INDIANAPOLIS (WISH) — A recent study from the National Institute on Alcohol Abuse and Alcoholism reveals a dramatic increase in the number of women dying from alcohol-related causes in the last 20 years.
Looking at U.S. death certificate data, researchers found that 73,000 people died in the U.S. because of liver disease and other alcohol-related illnesses in 2017.
That number is up from 36,000 in 1999.
While the study found men died at a higher rate than women, the greatest increases were found among females and people who were middle-aged and older.
Researchers also found women are dying from drinking at an earlier age.
20 years ago the highest rate of death was 65-to-74 years old.
Dr. Louis M. Profeta, an Emergency medicine physician with Ascension St. Vincent, says our ability to metabolize alcohol changes as we age, combined with long term effects like liver disease and medications older people need.
But according to the study, in 2017 the highest rate of death age dropped by 10 years to 55 to 64.
Researches say this shows younger and middle aged women are binge drinking more.

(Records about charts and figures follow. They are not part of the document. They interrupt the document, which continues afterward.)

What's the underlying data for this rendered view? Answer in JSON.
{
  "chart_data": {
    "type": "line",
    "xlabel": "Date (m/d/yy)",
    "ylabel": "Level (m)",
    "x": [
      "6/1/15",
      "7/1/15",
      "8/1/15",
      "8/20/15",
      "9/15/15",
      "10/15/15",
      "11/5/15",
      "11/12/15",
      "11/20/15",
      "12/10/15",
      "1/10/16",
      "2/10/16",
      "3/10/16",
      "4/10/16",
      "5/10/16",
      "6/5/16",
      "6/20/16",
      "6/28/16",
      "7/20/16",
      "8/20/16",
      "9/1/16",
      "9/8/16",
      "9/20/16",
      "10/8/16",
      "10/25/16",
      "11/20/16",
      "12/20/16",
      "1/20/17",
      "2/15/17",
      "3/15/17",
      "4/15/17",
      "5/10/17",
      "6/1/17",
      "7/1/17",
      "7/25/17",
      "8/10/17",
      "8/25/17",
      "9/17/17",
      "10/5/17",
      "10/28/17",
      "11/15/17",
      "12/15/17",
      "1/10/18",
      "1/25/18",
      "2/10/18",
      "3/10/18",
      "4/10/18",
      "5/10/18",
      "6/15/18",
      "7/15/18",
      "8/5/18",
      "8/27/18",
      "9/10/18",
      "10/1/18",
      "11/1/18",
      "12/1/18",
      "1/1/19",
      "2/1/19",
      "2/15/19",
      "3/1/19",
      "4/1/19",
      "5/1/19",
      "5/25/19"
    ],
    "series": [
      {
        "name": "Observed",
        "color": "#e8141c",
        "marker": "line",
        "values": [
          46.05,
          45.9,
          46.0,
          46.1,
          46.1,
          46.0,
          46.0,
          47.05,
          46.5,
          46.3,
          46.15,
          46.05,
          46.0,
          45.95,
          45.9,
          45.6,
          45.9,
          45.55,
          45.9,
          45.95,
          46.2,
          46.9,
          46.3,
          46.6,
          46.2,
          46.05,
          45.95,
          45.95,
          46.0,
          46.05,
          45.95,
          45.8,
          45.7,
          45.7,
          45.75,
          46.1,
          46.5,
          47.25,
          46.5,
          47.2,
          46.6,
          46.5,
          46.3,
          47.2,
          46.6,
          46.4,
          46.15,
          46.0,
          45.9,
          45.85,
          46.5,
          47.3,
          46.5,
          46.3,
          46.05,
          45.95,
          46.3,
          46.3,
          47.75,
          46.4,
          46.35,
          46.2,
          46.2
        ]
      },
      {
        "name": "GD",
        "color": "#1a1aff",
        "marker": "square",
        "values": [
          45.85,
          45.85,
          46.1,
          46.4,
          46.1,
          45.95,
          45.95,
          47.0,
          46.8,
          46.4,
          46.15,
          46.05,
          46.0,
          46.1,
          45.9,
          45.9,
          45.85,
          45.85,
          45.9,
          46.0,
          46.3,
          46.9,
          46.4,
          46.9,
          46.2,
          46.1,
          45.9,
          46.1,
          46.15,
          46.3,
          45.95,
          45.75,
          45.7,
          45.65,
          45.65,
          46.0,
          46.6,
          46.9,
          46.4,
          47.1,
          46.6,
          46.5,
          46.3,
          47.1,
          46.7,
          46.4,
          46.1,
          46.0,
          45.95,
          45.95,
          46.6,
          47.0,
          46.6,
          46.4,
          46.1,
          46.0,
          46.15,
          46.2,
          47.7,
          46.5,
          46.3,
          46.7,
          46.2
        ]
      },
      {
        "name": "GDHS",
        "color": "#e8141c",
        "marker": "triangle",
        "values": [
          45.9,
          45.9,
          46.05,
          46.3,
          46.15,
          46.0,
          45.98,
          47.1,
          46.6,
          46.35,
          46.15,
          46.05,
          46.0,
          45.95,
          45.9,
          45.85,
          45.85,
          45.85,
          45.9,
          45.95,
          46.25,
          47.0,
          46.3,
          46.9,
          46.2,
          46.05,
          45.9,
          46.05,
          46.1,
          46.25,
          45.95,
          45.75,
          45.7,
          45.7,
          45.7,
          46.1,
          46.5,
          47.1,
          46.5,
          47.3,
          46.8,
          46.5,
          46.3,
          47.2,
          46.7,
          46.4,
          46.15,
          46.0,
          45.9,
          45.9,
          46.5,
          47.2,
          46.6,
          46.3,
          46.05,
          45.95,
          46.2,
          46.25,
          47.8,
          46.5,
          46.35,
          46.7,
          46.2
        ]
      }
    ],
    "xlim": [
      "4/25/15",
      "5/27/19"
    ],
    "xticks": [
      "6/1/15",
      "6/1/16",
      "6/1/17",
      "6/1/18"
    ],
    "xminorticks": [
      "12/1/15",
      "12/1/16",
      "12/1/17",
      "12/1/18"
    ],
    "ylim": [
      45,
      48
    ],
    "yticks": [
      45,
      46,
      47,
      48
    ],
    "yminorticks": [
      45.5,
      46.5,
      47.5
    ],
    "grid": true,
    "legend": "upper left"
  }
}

“I do have a number of friends who drink a surprising amount, I think because as their kids get older, they are more free to do so,” said Indianapolis mom Lisa Portolese.
For 21-year-old Ashley Herndobler, she says going to the bars gets old after a while. But, she also says she can see herself drinking more wine at home as she gets older.
“I’d like to say I would start to drink less, but I may need a glass of wine once I start working and maybe my life gets more stressful,” said Herndobler.
Still overall, the study points to an increase in Americans drinking by about 8% in the last 20 years.
Dr. Profeta says he thinks the uptick is because drinking in general has become more acceptable, but warns everyone to be aware of how much is too much.
“Maybe a drink a day is too much when you talk about five to seven drinks a week, you’re starting to creep up there but guess what you just described half of the adult population in America today. So, what seems like not a lot of alcohol might be a fair amount,” said Dr. Profeta.
The study also suggests the number of Emergency Room visits from drinking is up, and according to Dr. Profeta, that’s a good thing.
“We want you there. Especially when people start mixing with other drugs like fentanyl or Xanax, we need them there to clear their airway and help them sober up in a safe place,” added Dr. Profeta.
Researches say the study is important in determining the burden drinking has on public health, including the long term effects on women.